L’ultimo intervento ha portato spunti interessanti su un altro fronte della ricerca, il trasferimento tecnologico. Presentato dal professor Domenico Prattichizzo, delegato del rettore al Trasferimento tecnologico, Sergio Matteo Savaresi, del Politecnico di Milano, ha accesso nuove curiosità e interrogativi in sala parlando di alcuni progetti flagship sulla guida elettrica autonoma e di visioni e ricerca sulla mobilità del futuro.

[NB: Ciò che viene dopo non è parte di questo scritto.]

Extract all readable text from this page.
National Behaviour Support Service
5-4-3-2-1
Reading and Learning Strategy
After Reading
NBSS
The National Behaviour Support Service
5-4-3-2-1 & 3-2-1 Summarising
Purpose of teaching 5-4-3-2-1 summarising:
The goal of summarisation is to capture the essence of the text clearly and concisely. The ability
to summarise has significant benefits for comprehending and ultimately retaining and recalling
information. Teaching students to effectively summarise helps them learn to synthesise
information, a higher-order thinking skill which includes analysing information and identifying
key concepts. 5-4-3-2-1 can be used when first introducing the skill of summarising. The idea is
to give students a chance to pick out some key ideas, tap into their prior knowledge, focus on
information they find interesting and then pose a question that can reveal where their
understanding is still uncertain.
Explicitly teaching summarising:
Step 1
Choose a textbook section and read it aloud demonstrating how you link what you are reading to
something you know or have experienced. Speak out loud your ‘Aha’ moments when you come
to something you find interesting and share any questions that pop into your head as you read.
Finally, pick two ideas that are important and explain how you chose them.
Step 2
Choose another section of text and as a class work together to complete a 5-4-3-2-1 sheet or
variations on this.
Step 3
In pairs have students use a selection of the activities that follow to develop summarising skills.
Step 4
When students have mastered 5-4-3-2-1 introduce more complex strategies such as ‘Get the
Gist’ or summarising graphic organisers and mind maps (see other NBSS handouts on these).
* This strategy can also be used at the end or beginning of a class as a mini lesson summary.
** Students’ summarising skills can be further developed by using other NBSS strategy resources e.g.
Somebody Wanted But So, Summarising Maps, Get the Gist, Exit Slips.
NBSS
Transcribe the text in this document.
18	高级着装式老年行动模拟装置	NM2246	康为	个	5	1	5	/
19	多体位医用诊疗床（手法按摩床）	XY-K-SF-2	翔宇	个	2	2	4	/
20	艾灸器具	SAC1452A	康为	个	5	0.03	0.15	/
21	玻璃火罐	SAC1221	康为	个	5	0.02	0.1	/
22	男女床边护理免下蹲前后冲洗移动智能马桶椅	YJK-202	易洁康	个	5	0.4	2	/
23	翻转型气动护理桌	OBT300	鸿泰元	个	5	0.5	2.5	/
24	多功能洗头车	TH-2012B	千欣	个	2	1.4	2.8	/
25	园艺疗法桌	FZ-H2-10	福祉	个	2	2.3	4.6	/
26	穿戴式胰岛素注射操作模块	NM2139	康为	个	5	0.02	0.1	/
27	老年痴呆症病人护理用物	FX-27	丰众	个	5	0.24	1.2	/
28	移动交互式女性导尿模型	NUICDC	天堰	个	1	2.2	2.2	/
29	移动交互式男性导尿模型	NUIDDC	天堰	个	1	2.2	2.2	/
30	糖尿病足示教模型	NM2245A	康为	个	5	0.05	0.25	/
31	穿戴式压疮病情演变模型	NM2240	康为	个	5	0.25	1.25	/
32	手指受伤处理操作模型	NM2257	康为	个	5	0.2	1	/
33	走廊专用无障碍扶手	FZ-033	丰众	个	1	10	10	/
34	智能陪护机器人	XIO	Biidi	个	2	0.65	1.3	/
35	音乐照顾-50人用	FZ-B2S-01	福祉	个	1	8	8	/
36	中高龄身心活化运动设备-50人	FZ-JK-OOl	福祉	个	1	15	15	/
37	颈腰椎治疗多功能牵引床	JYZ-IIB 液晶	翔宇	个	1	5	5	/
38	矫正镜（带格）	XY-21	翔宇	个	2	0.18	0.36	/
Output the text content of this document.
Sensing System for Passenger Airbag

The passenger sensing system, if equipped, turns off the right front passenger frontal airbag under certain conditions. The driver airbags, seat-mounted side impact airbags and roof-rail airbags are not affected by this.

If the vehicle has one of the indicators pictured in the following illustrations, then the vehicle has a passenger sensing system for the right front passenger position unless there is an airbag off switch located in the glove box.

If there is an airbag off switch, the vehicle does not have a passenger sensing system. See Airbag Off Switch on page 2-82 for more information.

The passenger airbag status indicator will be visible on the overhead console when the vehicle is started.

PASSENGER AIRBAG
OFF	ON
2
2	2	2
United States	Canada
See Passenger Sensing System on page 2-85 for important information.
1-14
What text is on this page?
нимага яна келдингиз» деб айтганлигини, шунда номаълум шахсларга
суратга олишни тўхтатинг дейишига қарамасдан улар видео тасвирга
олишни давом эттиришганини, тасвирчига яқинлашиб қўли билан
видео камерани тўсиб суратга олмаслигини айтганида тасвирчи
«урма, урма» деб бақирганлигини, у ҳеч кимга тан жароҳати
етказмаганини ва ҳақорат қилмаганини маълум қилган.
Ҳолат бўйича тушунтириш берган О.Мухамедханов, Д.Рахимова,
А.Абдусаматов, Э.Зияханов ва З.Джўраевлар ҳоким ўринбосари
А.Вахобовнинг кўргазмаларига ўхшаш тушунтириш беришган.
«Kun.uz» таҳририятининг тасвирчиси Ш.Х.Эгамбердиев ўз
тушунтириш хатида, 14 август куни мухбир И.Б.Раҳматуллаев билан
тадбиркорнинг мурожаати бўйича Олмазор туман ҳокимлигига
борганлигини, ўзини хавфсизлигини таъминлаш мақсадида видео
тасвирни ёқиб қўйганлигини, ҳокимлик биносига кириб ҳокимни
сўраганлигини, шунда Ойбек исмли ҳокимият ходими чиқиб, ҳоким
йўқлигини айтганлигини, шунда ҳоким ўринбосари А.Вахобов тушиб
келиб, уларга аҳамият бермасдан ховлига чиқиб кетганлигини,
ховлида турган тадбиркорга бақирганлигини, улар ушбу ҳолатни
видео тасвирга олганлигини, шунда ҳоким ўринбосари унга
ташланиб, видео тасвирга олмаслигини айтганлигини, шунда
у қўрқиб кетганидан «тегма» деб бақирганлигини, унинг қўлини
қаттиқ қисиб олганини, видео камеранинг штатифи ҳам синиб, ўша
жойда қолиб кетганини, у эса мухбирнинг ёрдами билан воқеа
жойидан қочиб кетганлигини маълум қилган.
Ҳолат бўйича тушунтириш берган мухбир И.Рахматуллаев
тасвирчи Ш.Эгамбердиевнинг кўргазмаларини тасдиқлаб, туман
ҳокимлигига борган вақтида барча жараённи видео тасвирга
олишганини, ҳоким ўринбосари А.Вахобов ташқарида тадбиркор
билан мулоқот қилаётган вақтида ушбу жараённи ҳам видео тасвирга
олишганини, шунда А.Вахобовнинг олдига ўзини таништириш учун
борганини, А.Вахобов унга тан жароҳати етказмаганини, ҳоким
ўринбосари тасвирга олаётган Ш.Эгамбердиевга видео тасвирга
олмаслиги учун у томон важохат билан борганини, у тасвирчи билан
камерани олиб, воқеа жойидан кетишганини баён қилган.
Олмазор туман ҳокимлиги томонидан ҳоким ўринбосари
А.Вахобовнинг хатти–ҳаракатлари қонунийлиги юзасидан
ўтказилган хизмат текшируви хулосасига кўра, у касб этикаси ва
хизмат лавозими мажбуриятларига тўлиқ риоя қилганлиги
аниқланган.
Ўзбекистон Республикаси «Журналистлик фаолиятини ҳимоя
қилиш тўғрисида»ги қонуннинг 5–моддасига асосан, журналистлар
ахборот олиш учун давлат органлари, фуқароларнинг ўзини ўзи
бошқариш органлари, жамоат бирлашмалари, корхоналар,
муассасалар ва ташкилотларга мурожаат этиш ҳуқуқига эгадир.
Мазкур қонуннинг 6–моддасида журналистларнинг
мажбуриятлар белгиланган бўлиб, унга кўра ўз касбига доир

Ha concluso il suo intervento con un’elenco di errori comuni nelle startup accademiche italiane: “Il fallimento non è una sconfitta – ha spiegato. Si impara qualcosa, se ne inizia un’altra. Dobbiamo incoraggiare i giovani a mettere alla prova le proprie idee”.
Il rettore Di Pietra ha concluso l’intensa giornata con una riflessione finale: “Determinati meccanismi di valutazione della ricerca e dell’impatto mettono a rischio la libertà della ricerca pura. La ricerca è e deve rimanere l’elemento identitario che salverà le università del futuro”.